Puntare davvero tutto sull’elettrico?

Elettrico, elettrico e ancora elettrico. Sembra proprio che il futuro delle auto sia solo questo, nonostante ad oggi i numeri di vendite siano ancora davvero piccoli. Non a tutti piace questo tipo di motorizzazione e inoltre lo sappiamo, un eventuale rinnovamento del parco auto circolante richiede molti anni. Ciononostante si stanno valutando le ricadute a 360° di questa ipotetica trasformazione epocale del mondo a quattro ruote.
Secondo uno studio commissionato dal governo tedesco e riportato dal quotidiano «Handelsblatt», il passaggio dai motori a combustione interna alla mobilità elettrica potrebbe costare molti posti di lavoro. Secondo lo studio, entro il 2030, se ne perderebbero fino a 410mila nella sola Germania che è patria di case automobilistiche come Volkswagen, Bmw, Audi, Mercedes e Porsche. La ragione va ricercata anche nel fatto che un motore a combustione interna, benzina o diesel, è costituito da almeno 1200 parti, mentre un propulsore elettrico è molto più semplice: ne conta circa 200. Ciò significa che la mobilità elettrica comporterà meno attività di produzione di componenti.

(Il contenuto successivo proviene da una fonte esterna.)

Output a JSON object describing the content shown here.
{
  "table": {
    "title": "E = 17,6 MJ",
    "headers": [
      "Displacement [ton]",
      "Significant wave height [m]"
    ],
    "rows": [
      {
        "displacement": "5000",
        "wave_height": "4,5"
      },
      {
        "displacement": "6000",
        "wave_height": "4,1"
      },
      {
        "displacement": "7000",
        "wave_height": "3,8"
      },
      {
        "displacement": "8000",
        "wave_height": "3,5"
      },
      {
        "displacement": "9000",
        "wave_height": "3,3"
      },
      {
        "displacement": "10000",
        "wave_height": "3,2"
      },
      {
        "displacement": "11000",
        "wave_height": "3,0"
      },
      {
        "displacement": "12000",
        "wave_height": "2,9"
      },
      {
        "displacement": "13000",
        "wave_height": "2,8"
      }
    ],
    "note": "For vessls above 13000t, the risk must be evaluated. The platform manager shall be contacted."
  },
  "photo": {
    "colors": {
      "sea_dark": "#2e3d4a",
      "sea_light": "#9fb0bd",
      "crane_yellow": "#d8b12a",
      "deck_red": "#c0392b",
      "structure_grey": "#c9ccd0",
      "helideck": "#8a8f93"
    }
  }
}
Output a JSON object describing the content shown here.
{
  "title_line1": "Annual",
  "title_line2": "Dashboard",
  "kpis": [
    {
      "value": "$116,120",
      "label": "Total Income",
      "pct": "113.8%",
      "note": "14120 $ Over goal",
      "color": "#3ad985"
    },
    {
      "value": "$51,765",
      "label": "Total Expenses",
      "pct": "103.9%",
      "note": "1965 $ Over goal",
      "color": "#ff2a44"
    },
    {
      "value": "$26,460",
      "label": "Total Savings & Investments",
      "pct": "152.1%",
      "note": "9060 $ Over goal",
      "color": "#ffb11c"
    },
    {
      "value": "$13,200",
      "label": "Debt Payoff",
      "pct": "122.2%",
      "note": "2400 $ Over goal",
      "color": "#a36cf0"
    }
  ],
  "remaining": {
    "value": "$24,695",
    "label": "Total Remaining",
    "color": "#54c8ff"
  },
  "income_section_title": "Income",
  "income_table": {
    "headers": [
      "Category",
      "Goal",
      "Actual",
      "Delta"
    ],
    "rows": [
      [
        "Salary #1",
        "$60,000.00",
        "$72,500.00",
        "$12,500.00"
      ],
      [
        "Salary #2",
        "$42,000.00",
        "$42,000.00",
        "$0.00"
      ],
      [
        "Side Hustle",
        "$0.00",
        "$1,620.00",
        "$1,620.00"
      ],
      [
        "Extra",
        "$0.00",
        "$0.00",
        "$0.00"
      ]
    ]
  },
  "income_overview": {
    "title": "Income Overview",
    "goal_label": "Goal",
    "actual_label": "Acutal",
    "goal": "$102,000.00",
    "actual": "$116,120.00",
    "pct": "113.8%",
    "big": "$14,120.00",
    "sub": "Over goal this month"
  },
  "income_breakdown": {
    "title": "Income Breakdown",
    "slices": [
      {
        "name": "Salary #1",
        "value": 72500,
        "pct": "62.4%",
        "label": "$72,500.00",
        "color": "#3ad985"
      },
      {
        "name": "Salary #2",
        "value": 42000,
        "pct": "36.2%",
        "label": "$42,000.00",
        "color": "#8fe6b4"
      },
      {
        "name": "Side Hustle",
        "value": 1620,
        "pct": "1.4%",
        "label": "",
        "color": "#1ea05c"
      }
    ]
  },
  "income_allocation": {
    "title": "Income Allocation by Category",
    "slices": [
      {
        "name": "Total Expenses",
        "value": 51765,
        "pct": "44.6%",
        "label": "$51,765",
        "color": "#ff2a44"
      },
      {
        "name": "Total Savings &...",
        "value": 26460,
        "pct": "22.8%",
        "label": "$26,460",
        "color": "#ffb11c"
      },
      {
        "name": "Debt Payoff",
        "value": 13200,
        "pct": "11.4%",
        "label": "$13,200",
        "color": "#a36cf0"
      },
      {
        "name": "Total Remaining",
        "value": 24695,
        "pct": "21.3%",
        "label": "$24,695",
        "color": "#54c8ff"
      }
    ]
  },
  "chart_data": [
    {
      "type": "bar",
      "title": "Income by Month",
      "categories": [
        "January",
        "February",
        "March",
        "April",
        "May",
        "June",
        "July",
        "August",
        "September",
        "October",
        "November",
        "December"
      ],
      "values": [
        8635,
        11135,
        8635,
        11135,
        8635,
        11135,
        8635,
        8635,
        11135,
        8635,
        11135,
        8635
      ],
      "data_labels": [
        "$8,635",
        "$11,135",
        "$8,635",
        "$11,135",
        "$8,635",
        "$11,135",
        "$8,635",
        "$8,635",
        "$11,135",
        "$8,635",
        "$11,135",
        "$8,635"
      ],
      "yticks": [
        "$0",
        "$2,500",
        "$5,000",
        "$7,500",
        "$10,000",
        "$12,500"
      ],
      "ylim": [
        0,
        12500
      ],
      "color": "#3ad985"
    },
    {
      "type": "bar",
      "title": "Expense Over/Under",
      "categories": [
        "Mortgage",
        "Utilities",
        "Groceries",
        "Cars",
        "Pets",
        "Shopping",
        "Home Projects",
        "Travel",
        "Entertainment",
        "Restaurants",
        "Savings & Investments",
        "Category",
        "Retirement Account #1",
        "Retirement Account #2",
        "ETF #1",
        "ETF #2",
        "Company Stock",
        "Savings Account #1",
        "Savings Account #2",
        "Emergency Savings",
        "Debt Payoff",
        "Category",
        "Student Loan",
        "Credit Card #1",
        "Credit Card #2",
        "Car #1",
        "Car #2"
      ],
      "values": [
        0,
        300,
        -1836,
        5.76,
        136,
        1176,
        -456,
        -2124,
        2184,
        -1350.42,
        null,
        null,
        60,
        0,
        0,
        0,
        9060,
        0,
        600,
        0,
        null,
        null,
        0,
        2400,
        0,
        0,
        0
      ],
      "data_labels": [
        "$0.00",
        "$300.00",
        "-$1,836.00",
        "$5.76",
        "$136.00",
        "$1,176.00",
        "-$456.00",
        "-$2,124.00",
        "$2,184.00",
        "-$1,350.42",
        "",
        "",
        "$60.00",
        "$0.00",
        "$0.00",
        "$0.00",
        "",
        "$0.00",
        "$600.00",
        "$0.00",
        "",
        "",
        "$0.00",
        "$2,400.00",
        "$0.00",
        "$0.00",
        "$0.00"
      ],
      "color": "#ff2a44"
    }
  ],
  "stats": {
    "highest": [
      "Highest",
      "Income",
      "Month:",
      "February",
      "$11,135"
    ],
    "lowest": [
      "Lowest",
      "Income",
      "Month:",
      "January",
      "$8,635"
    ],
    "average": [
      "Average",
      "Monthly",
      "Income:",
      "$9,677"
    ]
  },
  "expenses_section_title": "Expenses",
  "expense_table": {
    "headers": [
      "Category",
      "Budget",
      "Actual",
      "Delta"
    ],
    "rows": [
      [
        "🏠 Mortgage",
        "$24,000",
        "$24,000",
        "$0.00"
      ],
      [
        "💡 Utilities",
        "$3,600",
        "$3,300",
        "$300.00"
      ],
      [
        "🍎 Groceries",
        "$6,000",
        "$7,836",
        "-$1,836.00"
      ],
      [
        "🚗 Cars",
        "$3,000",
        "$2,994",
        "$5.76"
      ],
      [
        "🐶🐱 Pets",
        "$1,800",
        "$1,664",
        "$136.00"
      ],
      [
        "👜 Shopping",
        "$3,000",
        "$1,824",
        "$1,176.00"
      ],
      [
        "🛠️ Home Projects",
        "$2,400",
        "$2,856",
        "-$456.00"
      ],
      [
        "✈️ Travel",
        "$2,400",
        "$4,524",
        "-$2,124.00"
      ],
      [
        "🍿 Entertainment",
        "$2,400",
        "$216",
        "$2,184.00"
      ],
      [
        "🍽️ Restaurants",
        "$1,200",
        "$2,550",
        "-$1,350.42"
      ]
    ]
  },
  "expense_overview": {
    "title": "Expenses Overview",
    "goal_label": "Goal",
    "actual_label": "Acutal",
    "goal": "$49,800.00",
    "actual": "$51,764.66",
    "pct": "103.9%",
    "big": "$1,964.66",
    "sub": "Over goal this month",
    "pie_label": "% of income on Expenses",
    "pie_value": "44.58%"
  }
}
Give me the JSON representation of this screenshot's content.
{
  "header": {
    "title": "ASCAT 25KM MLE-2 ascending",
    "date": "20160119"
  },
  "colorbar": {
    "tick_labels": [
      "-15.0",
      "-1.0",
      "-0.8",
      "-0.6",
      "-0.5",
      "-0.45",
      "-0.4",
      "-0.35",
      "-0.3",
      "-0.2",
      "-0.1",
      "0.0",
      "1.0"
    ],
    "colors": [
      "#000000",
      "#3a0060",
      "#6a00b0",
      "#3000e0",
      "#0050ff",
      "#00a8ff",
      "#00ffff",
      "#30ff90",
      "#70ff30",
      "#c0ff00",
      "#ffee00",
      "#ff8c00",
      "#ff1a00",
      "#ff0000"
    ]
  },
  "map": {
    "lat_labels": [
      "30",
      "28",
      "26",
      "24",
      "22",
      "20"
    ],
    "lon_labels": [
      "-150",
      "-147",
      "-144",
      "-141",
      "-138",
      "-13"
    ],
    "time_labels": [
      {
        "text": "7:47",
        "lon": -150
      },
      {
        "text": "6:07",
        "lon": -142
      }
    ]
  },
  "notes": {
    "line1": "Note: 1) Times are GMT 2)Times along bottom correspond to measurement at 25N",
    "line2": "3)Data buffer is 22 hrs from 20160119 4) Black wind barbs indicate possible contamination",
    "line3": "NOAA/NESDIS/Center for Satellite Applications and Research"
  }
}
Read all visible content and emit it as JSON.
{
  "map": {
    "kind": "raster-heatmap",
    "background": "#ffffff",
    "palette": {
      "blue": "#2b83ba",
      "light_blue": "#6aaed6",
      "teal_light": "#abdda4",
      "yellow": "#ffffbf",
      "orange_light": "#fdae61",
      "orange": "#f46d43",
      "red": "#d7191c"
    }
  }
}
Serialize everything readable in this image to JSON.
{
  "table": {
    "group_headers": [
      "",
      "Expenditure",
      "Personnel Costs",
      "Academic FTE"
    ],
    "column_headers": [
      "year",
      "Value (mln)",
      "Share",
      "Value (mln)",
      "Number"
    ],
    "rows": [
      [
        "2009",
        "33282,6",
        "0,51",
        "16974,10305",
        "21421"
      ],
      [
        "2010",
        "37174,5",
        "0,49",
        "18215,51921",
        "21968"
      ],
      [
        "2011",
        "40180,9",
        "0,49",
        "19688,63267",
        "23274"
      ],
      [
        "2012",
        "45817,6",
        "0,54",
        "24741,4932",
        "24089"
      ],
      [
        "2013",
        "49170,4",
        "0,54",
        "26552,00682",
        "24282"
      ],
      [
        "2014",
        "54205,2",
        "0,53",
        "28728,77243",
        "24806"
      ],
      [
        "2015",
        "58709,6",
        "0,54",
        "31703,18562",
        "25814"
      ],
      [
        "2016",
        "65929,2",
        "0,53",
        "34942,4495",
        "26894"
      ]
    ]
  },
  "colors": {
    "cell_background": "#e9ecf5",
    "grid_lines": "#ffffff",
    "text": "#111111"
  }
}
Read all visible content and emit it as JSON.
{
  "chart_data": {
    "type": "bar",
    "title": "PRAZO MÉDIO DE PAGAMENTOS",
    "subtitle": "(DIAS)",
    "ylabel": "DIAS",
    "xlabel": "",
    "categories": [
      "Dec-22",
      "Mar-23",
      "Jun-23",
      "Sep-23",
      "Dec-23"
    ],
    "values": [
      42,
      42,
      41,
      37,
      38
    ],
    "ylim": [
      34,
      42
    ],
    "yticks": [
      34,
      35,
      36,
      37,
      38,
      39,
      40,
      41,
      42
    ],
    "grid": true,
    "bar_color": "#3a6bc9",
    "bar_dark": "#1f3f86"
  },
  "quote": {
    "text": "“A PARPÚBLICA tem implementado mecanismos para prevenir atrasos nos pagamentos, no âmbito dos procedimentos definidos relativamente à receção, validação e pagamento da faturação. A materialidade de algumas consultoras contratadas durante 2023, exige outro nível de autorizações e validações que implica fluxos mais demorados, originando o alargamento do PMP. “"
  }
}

La ricaduta non sarà però solo a livello produttivo. Basti pensare alle officine che si occupano della manutenzione. I propulsori elettrici sono meno soggetti a usura e non necessitano di tanti tagliandi quanto quelli termici. Non solo: anche l’impianto frenante lavora spesso in modo differente con la frenata rigenerativa e quindi l’usura è inferiore. Insomma, l’effetto domino sarà globale. 
Il rapporto fa eco agli avvertimenti di alcuni industriali tedeschi e alcune aziende come Continental e Schaeffler che hanno già annunciato cambiamenti strutturali alle basi di impianti e risorse nell’ambito della prevista transizione verso i veicoli elettrici. Il giornale ha citato un rapporto della National Platform for the Future of Mobility (NPM), un consiglio consultivo del governo che ha affermato che nelle sole attività di produzione dei gruppi propulsore potrebbero venire tagliati circa 88mila posti di lavoro. 
I ricercatori della NPM ritengono che entro il 2030 dieci milioni di veicoli elettrici saranno sulle strade tedesche e la flotta aumenterà a 16,7 milioni entro il 2035. Ci sono però delle voci fuori dal coro. L’associazione dell’industria automobilistica tedesca VDA ha criticato i dati contenuti nel rapporto giudicandoli poco realistici, anche se secondo quanto riferito concorda sul fatto che una riduzione di circa 80mila posti di lavoro nella produzione di motori e trasmissioni possa essere reale.
Intanto in Cina, il mercato oggi più importante per le quattro ruote, il governo ha confermato che non taglierà i sussidi per le auto elettriche nel 2020. Secondo quanto pubblicato dal «Beijing News», un rappresentante del ministro cinese dell’industria e della tecnologia ha dichiarato che «la politica di sussidi ai NEV – new energy vehicles – quest’anno rimarrà relativamente stabile e non ci saranno tagli significativi».
A luglio dello scorso anno, il governo di Pechino aveva lentamente iniziato un programma di riduzione degli incentivi per l’acquisto di NEV – lanciati con un piano quinquennale nel 2016 – prevedendo di eliminarli gradualmente dopo il 2020. A seguito dei tagli però le vendite di veicoli a energie alternative, tra i quali quelli elettrici e ibridi, sono immediatamente diminuite per la prima volta in due anni proprio nel luglio scorso, e da allora hanno registrato continui cali. 
Sembra quasi che in Cina si comprino auto ad energia alternativa solo per risparmiare grazie agli incentivi. Così non pare essere in Europa, dove gli incentivi sono davvero pochi.